É compreensível que o presidente se sinta confuso diante da complexa situação que tem diante de si, mas jogar uma pergunta como esta à população que o elegeu por meio das urnas é nada menos que deixar claro que ele, o presidente, o comandante da nau, não tem ideia de por onde seu barco navegará.
Prova disso são suas atitudes recentes. Depois de afastar o funcionário que lhe havia recomendado que convidasse o ainda candidato Donald Trump a visitar o país _algo que causou rejeição nacional e vergonha internacional_, o mandatário simplesmente o chamou novamente para exercer um cargo-chave em sua gestão.
Agora, Luis Videgaray, o artífice do patético encontro, é o novo ministro das Relações Exteriores do país. Em uma de suas primeiras declarações, sem ser perguntado, saiu afirmando que a relação com os EUA “não será de submissão”, o que evidencia ainda mais o nível de insegurança do governo.
Peña Nieto tampouco se pronunciou oficialmente de forma clara sobre o muro na fronteira, cuja fatura Trump insiste que irá parar em suas mãos. Debilmente, ensaia apresentar uma contraproposta para as críticas do novo mandatário norte-americano para o Nafta, numa tentativa para que o acordo não seja rasgado completamente, mas remendado, de modo que o México continue perdendo, mas pelo menos que não perca tanto quanto Trump gostaria.
Ainda antes de sentar-se na cadeira presidencial, o presidente-eleito norte-americano já tem tido êxito em desviar, sob pressão, o investimento de montadoras estrangeiras em novas plantas em território mexicano. Quanto a isso, tampouco se viu uma reação efetiva de Peña Nieto. Se saem as montadoras, são mais vagas de trabalho de mexicanos que se fecham, fazendo crescer a taxa de desemprego.
Nesta segunda-feira (9), o presidente reuniu seus ministros novamente, e anunciou que o governo fará um “ajuste” em seus próprios gastos e que adotará medidas de austeridade.
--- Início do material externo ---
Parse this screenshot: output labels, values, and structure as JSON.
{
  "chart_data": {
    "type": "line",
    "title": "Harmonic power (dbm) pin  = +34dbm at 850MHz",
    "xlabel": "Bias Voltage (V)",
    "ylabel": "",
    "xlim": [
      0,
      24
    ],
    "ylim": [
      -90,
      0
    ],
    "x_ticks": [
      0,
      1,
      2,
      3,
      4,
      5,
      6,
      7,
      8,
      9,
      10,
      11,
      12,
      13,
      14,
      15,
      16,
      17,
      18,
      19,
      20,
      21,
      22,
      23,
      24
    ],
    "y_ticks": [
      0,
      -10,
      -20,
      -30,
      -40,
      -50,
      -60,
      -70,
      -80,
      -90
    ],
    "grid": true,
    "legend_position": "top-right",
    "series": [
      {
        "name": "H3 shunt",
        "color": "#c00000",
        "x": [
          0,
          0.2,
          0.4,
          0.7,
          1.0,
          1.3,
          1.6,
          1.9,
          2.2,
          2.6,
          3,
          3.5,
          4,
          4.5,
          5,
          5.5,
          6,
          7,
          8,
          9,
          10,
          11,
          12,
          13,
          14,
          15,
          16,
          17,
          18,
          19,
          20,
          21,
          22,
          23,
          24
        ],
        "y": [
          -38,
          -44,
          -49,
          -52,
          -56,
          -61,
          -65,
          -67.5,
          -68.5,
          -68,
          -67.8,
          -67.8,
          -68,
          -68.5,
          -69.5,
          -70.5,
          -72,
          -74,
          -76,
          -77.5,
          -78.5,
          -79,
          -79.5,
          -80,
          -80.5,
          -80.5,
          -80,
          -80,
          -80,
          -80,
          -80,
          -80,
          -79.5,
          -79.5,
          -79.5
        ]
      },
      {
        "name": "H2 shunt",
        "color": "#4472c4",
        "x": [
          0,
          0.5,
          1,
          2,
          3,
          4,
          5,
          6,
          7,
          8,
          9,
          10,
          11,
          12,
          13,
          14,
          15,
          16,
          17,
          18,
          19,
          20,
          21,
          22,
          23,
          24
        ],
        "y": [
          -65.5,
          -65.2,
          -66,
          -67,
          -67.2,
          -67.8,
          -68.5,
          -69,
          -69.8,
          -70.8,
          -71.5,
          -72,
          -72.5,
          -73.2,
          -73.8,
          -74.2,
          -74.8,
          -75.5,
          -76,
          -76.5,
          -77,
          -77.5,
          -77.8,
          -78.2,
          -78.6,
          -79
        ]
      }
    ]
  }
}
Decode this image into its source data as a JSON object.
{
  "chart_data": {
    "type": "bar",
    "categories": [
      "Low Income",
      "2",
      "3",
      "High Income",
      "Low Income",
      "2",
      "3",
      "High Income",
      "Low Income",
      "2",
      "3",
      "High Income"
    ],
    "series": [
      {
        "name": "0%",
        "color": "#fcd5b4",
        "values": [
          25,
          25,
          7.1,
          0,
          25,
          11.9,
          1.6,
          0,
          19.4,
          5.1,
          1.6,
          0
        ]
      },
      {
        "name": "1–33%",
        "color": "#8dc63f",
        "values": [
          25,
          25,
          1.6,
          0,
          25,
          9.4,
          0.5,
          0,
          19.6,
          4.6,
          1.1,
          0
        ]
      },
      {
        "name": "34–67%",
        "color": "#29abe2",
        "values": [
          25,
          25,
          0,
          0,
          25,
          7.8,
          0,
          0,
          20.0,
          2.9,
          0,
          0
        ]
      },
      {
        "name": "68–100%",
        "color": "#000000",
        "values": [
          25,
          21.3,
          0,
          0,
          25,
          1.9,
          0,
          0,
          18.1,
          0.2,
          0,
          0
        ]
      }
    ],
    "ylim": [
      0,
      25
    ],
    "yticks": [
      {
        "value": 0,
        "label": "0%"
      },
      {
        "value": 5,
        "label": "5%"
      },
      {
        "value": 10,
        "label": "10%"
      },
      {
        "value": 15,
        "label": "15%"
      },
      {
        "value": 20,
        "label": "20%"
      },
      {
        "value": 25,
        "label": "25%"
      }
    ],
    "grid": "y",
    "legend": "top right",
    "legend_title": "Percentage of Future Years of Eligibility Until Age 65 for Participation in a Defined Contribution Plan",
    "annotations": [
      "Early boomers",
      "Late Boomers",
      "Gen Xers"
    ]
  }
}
A falta de perspectiva e de clareza sobre o que o governo fará é o que tem levado os mexicanos às ruas carregando cartazes que dizem: “Fora Peña”. É certo que o cenário internacional não oferece um panorama generoso, com a desaceleração mundial e um vizinho do norte agressivo com relação à economia mexicana.
Mas é de causar preocupação que tanto Peña Nieto como sua cúpula não tenham uma estratégia mais clara para enfrentar esses tempos. Pior, que apostem numa política de ajustes e de aumento significativo dos combustíveis, em um momento tão delicado em que precisam ganhar, e não perder, o apoio popular _o nível de aprovação do presidente está em 25%, e caindo.
Nas ruas, onde a população cobra medidas mais efetivas, surgem em forma de grito os temas que Peña Nieto não cita em seus pronunciamentos: os escândalos de corrupção em que estão envolvidos vários membros de seu gabinete _e inclusive sua mulher_, o aumento dos homicídios em mais de 15% nos últimos meses, a ausência do Estado nas regiões, o fato de um ex-governador do PRI estar foragido, a disparada do dólar, coisas que já vinham incomodando os mexicanos desde muito antes de Trump ser eleito.
Agora, as coisas apenas ficaram ainda mais difíceis, e dois anos de mandato começam a parecer uma eternidade, tanto para Peña Nieto como para os mexicanos.